President Nayib Bukele shared his plans for the bitcoin rollout via social media on Sunday.
Bukele, who is the principal figure behind the country's push to adopt bitcoin, said El Salvadorans will soon be able to convert their bitcoin to US dollars immediately once bitcoin is recognized as legal tender. To help facilitate this, there will be 200 bitcoin ATMs and also 50 bank branches capable of allowing them to swap their crypto for fiat, and vice-versa.
The "Chivo ATMs" (named after the government's official bitcoin wallet, also called "chivo", which is a slang term for "cool") will eventually be "everywhere" Bukele said, allowing El Salvadorans to withdraw cash or make deposits 24 hours a day without paying commissions or paying any fees.

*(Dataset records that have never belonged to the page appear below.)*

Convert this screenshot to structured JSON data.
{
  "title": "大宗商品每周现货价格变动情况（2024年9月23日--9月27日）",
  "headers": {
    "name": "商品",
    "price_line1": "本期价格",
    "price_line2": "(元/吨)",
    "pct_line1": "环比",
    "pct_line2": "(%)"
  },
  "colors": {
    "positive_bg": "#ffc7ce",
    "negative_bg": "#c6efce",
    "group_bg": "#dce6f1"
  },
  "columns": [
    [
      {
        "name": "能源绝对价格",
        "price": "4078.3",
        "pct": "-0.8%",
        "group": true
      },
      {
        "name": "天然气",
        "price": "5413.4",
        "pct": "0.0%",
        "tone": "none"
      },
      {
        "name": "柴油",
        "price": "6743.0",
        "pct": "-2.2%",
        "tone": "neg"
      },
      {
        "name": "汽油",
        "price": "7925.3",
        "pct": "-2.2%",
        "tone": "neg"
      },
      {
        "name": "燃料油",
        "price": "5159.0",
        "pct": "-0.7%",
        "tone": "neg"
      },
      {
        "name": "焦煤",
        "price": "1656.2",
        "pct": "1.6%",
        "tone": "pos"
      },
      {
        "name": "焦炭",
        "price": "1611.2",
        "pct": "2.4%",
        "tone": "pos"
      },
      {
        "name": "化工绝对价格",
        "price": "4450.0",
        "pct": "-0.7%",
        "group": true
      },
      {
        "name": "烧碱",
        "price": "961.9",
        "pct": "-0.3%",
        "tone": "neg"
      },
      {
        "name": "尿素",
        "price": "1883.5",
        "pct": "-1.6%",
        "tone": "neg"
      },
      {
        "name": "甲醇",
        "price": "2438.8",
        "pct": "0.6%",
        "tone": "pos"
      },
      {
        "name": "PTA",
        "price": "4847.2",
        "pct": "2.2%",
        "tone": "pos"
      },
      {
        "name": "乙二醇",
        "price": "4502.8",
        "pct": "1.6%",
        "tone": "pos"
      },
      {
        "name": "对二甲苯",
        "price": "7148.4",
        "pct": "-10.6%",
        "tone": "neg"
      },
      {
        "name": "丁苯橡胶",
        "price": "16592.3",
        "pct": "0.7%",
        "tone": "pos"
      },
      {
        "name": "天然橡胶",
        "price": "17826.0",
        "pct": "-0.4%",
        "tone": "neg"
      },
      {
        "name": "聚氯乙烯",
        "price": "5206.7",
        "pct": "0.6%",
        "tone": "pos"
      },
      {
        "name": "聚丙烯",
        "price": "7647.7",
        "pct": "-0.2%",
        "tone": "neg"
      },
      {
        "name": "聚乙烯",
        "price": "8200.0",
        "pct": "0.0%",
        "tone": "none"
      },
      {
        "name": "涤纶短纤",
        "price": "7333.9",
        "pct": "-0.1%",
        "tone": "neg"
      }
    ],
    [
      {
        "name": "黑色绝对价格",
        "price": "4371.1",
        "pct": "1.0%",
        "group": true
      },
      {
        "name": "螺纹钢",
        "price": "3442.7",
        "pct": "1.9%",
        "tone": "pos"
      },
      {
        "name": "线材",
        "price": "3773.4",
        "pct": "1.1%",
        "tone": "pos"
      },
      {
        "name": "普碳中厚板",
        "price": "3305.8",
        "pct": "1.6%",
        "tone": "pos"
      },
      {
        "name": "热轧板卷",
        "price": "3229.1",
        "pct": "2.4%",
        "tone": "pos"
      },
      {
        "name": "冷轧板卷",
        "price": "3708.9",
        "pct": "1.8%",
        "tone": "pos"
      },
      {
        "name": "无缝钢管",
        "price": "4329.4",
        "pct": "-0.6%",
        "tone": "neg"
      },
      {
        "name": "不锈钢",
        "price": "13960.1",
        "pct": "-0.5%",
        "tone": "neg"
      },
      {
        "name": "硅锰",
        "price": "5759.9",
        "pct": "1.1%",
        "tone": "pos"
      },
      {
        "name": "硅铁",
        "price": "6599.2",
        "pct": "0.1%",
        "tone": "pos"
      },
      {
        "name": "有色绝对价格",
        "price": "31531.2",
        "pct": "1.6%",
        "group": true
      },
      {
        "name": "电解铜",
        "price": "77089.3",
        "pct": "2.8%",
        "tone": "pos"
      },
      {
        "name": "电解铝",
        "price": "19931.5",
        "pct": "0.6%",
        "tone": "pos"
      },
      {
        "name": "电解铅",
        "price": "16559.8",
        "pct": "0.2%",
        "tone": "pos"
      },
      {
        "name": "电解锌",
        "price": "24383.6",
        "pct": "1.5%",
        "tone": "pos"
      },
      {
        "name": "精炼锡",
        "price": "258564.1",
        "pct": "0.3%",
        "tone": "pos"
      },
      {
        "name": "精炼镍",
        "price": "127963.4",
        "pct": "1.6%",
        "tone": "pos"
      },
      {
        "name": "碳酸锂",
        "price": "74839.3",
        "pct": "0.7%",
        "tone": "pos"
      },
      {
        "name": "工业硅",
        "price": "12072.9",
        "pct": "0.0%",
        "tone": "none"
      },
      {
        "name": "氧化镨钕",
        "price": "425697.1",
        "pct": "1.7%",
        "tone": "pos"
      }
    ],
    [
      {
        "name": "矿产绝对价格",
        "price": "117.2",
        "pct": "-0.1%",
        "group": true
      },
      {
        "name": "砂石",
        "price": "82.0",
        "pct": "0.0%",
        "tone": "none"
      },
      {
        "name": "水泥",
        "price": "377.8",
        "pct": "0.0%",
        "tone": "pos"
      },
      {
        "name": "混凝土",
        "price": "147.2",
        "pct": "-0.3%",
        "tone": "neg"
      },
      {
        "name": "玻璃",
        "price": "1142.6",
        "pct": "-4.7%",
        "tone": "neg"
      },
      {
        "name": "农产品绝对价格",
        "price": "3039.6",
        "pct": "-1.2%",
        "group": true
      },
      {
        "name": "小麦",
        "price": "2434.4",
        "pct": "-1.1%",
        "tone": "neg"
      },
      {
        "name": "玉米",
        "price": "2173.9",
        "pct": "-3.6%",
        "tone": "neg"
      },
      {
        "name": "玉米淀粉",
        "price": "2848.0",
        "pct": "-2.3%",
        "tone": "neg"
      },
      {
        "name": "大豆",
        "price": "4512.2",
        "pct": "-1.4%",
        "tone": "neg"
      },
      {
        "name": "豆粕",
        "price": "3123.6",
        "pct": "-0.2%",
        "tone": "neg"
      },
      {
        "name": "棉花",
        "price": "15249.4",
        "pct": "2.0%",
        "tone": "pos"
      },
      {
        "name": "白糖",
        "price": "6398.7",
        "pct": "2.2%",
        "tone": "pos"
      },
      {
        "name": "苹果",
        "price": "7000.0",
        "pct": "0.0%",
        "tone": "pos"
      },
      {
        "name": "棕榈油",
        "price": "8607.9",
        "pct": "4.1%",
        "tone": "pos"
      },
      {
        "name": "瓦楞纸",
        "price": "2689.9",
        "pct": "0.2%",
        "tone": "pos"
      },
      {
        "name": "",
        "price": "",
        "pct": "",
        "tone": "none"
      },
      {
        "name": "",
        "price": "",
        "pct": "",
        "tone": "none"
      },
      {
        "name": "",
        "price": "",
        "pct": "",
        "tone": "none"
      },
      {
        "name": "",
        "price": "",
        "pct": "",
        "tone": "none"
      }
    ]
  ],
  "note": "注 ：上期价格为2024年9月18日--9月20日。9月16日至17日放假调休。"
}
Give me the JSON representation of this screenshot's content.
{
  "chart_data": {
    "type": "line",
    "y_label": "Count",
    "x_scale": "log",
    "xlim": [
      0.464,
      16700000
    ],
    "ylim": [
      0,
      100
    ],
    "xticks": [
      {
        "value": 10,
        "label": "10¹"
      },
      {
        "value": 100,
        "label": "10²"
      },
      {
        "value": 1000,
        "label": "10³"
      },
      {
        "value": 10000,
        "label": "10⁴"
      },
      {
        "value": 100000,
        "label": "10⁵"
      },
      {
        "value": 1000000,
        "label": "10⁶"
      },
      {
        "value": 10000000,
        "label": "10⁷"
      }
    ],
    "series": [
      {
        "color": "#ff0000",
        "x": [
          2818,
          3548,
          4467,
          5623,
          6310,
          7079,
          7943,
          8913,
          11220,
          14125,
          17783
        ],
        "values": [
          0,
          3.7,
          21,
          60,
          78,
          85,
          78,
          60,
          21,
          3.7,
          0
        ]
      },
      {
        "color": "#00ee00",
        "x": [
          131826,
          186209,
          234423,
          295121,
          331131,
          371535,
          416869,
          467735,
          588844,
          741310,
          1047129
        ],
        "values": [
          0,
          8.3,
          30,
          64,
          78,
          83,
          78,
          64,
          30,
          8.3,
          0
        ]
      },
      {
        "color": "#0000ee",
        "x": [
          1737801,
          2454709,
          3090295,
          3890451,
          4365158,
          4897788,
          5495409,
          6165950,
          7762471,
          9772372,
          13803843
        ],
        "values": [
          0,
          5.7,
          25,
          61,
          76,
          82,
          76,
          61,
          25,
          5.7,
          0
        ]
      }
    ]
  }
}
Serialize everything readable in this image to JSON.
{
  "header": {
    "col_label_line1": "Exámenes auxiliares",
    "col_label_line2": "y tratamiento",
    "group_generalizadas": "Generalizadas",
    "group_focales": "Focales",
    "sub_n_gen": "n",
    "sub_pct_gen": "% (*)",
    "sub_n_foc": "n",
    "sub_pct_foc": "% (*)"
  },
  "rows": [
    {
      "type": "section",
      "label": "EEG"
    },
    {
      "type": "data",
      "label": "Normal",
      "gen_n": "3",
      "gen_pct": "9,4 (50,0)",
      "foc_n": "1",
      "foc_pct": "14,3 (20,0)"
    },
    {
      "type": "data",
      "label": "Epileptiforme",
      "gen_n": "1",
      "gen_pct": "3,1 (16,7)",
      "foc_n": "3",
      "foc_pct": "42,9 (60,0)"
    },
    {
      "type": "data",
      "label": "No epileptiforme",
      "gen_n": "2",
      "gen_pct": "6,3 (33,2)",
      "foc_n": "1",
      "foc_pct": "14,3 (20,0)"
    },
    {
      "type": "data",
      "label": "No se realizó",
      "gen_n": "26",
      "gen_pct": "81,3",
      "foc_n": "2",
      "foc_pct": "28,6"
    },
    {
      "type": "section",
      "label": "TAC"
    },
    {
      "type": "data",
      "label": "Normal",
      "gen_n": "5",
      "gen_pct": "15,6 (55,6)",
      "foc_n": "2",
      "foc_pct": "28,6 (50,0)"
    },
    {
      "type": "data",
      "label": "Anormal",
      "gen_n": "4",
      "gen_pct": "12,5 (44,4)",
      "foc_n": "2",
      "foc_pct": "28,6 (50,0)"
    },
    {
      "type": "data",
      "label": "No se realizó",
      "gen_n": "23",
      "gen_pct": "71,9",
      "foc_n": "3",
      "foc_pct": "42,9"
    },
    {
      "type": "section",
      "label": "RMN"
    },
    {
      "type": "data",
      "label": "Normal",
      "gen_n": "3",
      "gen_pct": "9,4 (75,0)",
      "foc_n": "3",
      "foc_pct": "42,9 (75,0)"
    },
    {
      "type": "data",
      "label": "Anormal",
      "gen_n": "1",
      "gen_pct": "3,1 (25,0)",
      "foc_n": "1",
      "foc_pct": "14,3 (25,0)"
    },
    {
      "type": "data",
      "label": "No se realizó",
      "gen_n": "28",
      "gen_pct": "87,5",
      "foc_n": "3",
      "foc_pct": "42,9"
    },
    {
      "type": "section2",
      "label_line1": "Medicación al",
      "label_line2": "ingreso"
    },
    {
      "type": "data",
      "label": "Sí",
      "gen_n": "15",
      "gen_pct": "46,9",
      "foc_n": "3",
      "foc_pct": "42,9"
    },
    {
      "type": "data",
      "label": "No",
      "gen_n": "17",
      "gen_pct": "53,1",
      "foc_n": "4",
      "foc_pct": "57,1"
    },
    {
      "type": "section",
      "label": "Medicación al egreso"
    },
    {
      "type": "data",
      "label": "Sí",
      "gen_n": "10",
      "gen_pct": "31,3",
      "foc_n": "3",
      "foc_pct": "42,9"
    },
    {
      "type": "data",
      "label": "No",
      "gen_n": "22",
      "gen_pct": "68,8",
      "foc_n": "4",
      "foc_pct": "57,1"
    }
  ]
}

The app will also allow Salvadorans abroad to send money - both dollars and bitcoin instantly to their relatives in El Salvador, saving them the hefty commissions that companies like Western Union demand. Fee-free remittances are expected to save the country some $400MM per year.
Transactions will be commission free, he said, adding that there will also be 50 financial branches across the country for withdrawing or depositing money.
Those who refuse to use bitcoin will still have the option of using the US dollar, which will become the country's other official currency.
"What if someone doesn't want to use Bitcoin?" said Bukele. "Don’t download the [Chivo] app and continue living your normal life. Nobody is going to take your dollars...Someone can always queue up at Western Union and pay a commission."
Bukele first announced his plans to make bitcoin legal tender at the Bitcoin 2021 conference in Miami. The bill swiftly passed through the country's legislative assembly, and is now slated to take effect on Sept. 7.
On that day, Salvadorans will be able to download the government-backed Chivo digital wallet, and enter their ID number and receive $30 in bitcoin, according to comments from Finance Minister Alejandro Zelaya, who delivered an interview on a local TV station Monday. The government has also created a $150MM fund to back Bitcoin-to-dollar conversions, he said.
To help further strengthen El Salvador's crypto economy, Bukele has also asked a state-owned geothermal power company to make its facilities available to bitcoin miners.
With crypto prices back on the rise, might the start of El Salvador's big experiment have an impact on crypto markets? Or will Salvadorans overwhelmingly prefer transacting in US dollars instead of the digital currency?